Решение, оставляем ли мы ребенка, доктор попросил озвучить сегодня же. На раздумье дали пару часов, пока доктор на обеде. Мы с мужем молча вышли. Мне 21, ему 23 года, мы не умели принимать решений, мы были не готовы. Как можно быть к такому готовым? Как может сгореть мозг? Как может ребенок так сильно заболеть в больнице? Что значит «обслуживать себя»? Как мы вернемся домой без дочки? Было так холодно и больно. Из советчиков рядом оказался только друг мужа, у него уже были дети, и он был гораздо опытнее нас. Друг без раздумий сказал:

– Отказывайтесь.

Мы приняли решение и объявили его доктору: мы забираем дочку домой.

Первый месяц казалось, что наша Алина – вполне здоровый ребенок, а потом стало ясно, что все, развитие остановилось. Она была красивым пухлым кудрявым малышом, но научилась только фокусировать взгляд. Держать головку, хватать предметы, жевать, узнавать близких мы так и не научились за почти восемнадцать лет жизни, если это можно назвать жизнью. Появились болезненные судороги, искривление позвоночника и много других проблем.

Пятый курс университета пришлось оканчивать заочно. Пока я сдавала сессию, с дочкой сидел папа, брал декретный отпуск. Учиться мне всегда было легко, государственные экзамены я сдала на отлично. Последним шел экзамен по методике – самый нелюбимый предмет. Для комиссии было важно, чтобы студент знал всех авторов методик не только по фамилии, но и по имени и отчеству. Запомнить было сложно, поэтому я впервые в жизни воспользовалась чужой шпаргалкой. Я убрала ее в парту и пошла отвечать на отлично. Выхожу из кабинета довольная: все экзамены сданы, у меня будет красный диплом, можно ехать домой. Тут за мной по коридору бежит преподаватель и зовет обратно в аудиторию. Первая мысль: провал, шпаргалку обнаружили, какой стыд. Я уныло поплелась, предчувствуя скорую казнь, но комиссия встретила меня радушно: они оказались впечатлены моими знаниями по предметам и попросили остаться работать в Иркутском государственном лингвистическом университете преподавателем, даже пообещали комнату в общежитии. Хотела ли я работать в университете? Очень. Пришлось объяснять целой комиссии, почему я не могу согласиться на их предложение.

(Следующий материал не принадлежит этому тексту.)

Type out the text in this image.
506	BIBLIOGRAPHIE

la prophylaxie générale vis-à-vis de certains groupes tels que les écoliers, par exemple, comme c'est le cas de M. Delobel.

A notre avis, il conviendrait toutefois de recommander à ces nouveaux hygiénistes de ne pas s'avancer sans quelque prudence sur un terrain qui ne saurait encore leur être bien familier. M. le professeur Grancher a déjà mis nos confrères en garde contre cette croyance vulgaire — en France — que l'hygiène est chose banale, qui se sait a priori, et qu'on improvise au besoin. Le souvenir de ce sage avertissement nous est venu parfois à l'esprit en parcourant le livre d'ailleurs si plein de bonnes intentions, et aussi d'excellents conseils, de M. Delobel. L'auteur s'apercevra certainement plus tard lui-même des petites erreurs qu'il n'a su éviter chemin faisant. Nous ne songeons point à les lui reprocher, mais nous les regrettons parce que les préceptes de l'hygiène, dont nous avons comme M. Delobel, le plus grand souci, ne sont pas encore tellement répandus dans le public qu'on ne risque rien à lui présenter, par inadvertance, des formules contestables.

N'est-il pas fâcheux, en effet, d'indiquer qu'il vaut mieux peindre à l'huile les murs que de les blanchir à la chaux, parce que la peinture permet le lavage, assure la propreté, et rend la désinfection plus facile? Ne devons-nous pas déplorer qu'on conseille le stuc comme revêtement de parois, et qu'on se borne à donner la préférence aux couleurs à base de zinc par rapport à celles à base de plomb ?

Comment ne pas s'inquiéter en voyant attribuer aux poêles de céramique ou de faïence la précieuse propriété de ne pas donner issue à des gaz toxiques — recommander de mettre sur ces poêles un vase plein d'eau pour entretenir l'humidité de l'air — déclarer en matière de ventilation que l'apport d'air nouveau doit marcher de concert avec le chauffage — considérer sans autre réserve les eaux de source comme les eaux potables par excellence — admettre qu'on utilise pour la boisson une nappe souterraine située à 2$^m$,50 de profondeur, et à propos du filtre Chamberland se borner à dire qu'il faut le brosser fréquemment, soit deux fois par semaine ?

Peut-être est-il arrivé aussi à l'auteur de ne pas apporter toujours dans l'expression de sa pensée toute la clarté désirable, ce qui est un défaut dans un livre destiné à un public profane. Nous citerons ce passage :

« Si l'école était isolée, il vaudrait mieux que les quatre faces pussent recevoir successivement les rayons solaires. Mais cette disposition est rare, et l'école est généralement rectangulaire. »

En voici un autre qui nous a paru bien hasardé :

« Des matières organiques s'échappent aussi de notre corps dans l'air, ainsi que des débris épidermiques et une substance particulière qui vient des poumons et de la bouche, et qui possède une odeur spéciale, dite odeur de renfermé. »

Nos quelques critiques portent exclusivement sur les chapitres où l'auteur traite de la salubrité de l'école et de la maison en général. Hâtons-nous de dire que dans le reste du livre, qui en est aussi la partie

Я нужна моему ребенку 24/7. Преподаватели начали жалеть меня и Алину, а я такое выношу с трудом, поэтому быстро попрощалась и ушла. Теперь я шла по коридору совсем с другим чувством – никакой радости от красного диплома больше не было.

4

– Вам придется позвонить хозяйке квартиры.

Шесть часов я сижу в кабинете у следователя.

Я не хотела звонить и рассказывать постороннему человеку, что мне грозит тюрьма, озвучивать то, во что самой не хотелось верить, и делать это на глазах у других посторонних людей.

Когда усталость взяла верх, я набрала номер. Хозяйка уехала путешествовать и была недоступна, поэтому всю ситуацию пришлось объяснять ее дочери. Я говорила спокойно и тихо, голос немного сдавило. На удивление семья хозяйки мой рассказ восприняла спокойно, даже с сочувствием, но физической возможности получить от хозяйки согласие с ее подписью не было.

Следователь Толмачев тоже устал. С его слов, он не спал с 4:30 утра. Рано встал, чтобы караулить нас с сыном в подъезде.

Стало ясно, что домой в этот день я не вернусь. Следующим испытанием было позвонить и сказать это маме, не напугав ее и не расстроив. Мама отреагировала так, будто ничего не произошло. В этом мы похожи – прячем чувства как можем. После разговора с ней и мне стало спокойнее. Москва решила отправить меня в изолятор, пока не решится квартирный вопрос.